> 600-800W stereo @ 8 ohms and more than 1600W/4 ohms in bridged mode
Does not add-up.
Assuming zero sag (and no trickery with multiple supplies), bridge gives 4X power and 0.5 impedance gives 2X power. So 800W one-amp 8 ohms is 800*4*2= 6,400W bridged in 4 ohms.
> 15 year old Peavey CS800s
Peavey is still a good bet for roadhouse work. Of course an-amp-is-an-amp but also you-get-what-you-pay-for (at the same max power, a $2000 amp may be more abuse-proof than a $499 amp).
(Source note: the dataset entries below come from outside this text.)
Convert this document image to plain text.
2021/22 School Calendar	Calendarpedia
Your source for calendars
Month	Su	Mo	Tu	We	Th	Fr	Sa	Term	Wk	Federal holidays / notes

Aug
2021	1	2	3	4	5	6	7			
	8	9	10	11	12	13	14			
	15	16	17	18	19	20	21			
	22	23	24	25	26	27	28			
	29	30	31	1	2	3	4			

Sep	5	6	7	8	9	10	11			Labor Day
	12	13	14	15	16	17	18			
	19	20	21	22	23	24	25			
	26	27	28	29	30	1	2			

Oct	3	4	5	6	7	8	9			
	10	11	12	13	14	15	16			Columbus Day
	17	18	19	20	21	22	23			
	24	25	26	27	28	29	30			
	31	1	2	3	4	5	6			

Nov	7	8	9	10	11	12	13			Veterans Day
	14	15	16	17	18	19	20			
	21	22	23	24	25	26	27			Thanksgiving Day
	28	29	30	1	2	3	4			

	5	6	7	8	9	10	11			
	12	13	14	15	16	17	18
Just taking that badge for reference, today's line-up is:
Peavey - CS 4000 Professional Power Amplifier
MSRP $1,299.99
Our Price $999.99
2000 watts (rms) per channel at 2 ohms
1350 watts (rms) per channel at 4 ohms
800 watts per channel at 8 ohms
4000 watts at 4 ohms bridged
It has the max-price you want, it has the 8 ohm power you want, but simple math implies significantly more bridged-4 power than you asked.
Crown's High-Brand XTi 4000 is the same price, hair lower power specs; gotta pay 10% extra for the badge and you get 10% more frills. As John says, Crown has a "low price" brand too. I think that could be Crown XLS 802D Our Price $599.99.
I think what you might consider: leave the two subs separate. Drive the inputs together but run each speaker on its own channel. That puts you right at your 800W in 8 ohms each, with less chance of complete failure and loss of thud.
Then you don't really need a 2-ohm rated amp for your 8 ohm speakers, which could save a buck and a pound. Such as PV-3800 PV-2600 or that Crown XLS802D. Cerwin Vega CV-1800 is a bit less power at even lower price- you could do -both- amps for $900.
Class H is an engineering trick turned to marketing "feature". A Class B amp is fairly efficient at FULL power but less efficient at part power. Audio is 99% part-power. Dissipation can be quite high even at moderate levels. Class H is a small-and-large amp together, to improve part-power dissipation. This could mean less fan and sink, though non-H amps are still popular and competitive. Obviously it risks a nasty sound at the hand-over from small to large; obviously if it sounded like crap it would have vanished long ago. You simply do not care.
Get the power, get the over-engineering you want to afford, get the reputation you are happy with, consider a decent warranty because it implies careful production. You do NOT care what is inside the box: flux-condensers, vacuum tubes, or tiny elves turning giant reostats, as long at it works.